From MPR News on May 12th,

"Rep. Jim Abeler, R-Anoka, says he expects the Health and Human Services Conference Committee to wrap up tonight. Abeler says the committee's "working target" will be $10.7 billion over the next two years....While the House and Senate appear to be close to wrapping up the HHS bill, it's no guarantee that the proposal will become law. The plan is still $1 billion less than Gov. Dayton's proposal. 'This could be done by May 23rd,' Abeler said. 'The question is whether they can agree on revenue.'"

With just a couple weeks left in the session, and very little progress made toward reaching a budget agreement, many people are pointing toward a special session.

How will the proposed state budget cuts look at the county level? Chisago County Health and Human Services Director Nancy Dahlin expresses her concern about negative repercussions of budget cuts. In this Chisago County Press article from, May 12th, Dahlin describes the anticipated impact on programs for the county's resident most in need of support. Regarding child wellbeing services, she says:

  • "Child Care Assistance Program subsidies for qualifying families are proposed to be reduced by five percent for all provider types.
  • Child Protection program dollars are dropping.
  • The money comes through the Children and Community Services Act (CSSA) to pay for child protective services budgets. Chisago County is already spending almost twice what it gets from CSSA. ($475,000 received, $900,000 spent.)"

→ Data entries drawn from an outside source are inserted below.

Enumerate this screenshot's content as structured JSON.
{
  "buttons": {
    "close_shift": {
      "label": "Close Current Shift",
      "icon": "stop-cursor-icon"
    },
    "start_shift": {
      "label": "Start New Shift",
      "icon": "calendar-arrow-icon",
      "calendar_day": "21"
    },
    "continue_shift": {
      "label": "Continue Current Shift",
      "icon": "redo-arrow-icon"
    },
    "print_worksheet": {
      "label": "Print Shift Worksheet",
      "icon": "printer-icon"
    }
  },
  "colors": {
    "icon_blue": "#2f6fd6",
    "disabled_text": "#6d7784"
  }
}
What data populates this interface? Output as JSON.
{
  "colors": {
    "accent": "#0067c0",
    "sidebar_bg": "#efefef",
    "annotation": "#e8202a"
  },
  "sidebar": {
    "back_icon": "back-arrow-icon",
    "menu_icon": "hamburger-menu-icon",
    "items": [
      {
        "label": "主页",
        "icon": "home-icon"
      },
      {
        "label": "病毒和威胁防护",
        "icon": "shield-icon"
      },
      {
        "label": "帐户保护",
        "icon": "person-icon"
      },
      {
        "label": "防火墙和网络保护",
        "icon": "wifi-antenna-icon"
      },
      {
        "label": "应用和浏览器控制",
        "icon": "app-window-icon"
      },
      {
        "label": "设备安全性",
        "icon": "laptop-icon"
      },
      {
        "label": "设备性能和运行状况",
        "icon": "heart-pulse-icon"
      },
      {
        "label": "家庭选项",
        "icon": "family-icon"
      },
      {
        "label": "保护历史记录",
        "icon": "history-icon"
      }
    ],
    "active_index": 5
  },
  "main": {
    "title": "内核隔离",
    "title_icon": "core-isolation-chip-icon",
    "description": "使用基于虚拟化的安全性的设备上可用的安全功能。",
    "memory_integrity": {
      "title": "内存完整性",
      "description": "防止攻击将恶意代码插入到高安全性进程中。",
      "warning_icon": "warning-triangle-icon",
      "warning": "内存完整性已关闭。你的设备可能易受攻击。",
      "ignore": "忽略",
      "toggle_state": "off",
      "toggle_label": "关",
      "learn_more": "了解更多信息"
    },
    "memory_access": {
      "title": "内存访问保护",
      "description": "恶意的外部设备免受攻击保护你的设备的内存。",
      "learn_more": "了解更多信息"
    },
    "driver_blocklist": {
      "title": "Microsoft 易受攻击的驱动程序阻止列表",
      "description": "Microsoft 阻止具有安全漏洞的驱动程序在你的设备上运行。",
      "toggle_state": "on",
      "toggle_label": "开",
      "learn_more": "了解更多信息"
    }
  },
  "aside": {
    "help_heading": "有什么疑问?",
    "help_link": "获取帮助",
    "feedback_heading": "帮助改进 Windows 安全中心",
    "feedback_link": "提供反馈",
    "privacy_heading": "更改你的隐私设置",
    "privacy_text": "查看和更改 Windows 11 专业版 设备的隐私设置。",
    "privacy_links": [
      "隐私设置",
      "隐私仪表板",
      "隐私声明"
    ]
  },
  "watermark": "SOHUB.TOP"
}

In Minnesota, the child welfare system has a preventative, strengths-based approach in the Family Assessment model. In this approach, families reported to the Child Protection System are screened for strengths and needs, and supports are provided where appropriate. The goal is to maintain family unity and stability. Of course, there are cases where children are removed from the home for safety and wellbeing concerns. But the Child Protection System relies upon access to social service programs to support families in staying together. Mental health services are a major element of this network of support. The MN Budget Project, in its Budget Bites blog, provides an analysis of the consequences and alternative solutions to this:
"Proposed Cut: The legislature has proposed cuts to the State Mental Health Block Grant, jeopardizing services for people facing mental health emergencies."

On a positive note, a bill we've been tracking continues to move forward, with another hearing in the Ways and Means Committee Friday, May 13th. This is a good step toward providing support and protection to some of Minnesota's most vulnerable youth. HF 556: Juvenile prostitutes in need of protection or services provisions amended, sexually exploited youth defined, prostitution crime penalty assessments increased, and distribution of the assessment amended; prostitution laws provisions clarified and recodified, and definitions modified; money appropriated to the commissioner of public safety to develop a statewide victim services model.